If an end user uses mosquitto with an authentication plugin, and the
plugin returns an application error when making an authentication check
(such as if a database was unavailable), then mosquitto incorrectly
treats this as a successful authentication.
This has the potential for unauthorised clients to access the running
mosquitto broker and gain access to information to which it is not
authorised. In general this does not represent a wider security hole.
No authentication plugins are provided with mosquitto and there are only
a limited number of examples available on the internet, so it is
unlikely that this bug will affect many installations.

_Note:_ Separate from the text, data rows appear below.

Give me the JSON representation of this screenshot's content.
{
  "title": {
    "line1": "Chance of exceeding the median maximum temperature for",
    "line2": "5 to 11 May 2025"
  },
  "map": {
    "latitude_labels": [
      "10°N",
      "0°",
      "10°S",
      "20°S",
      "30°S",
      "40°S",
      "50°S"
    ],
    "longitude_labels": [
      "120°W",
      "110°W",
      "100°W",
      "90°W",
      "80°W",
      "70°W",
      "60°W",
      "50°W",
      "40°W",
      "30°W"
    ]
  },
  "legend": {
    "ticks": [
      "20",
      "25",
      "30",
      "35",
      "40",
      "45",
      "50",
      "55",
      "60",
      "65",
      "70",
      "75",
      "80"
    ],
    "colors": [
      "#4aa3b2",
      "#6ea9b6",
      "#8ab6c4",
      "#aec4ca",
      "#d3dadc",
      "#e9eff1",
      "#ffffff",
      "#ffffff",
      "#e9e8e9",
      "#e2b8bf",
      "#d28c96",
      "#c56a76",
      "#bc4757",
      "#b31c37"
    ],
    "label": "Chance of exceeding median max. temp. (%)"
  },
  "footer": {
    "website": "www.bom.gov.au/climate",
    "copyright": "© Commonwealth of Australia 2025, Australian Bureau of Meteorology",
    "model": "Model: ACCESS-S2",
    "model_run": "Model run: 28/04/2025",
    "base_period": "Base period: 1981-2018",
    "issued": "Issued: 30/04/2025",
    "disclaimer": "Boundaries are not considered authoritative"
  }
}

The attached patch can be used as a fix, or package version 1.3.2.
Note that this also would affect Fedora 19 and 20, as well as EPEL7.
mosquitto-1.3.2-1.fc20 has been submitted as an update for Fedora 20.
mosquitto-1.3.2-1.fc19 has been submitted as an update for Fedora 19.
* should fix your issue,
* was pushed to the Fedora 20 testing repository,
* should be available at your local mirror within two days.
Update it with:
# su -c 'yum update --enablerepo=updates-testing mosquitto-1.3.2-1.fc20'
as soon as you are able to.
Please go to the following url:
then log in and leave karma (feedback).
mosquitto-1.3.2-1.fc20 has been pushed to the Fedora 20 stable repository. If problems still persist, please make note of it in this bug report.
mosquitto-1.3.2-1.fc19 has been pushed to the Fedora 19 stable repository. If problems still persist, please make note of it in this bug report.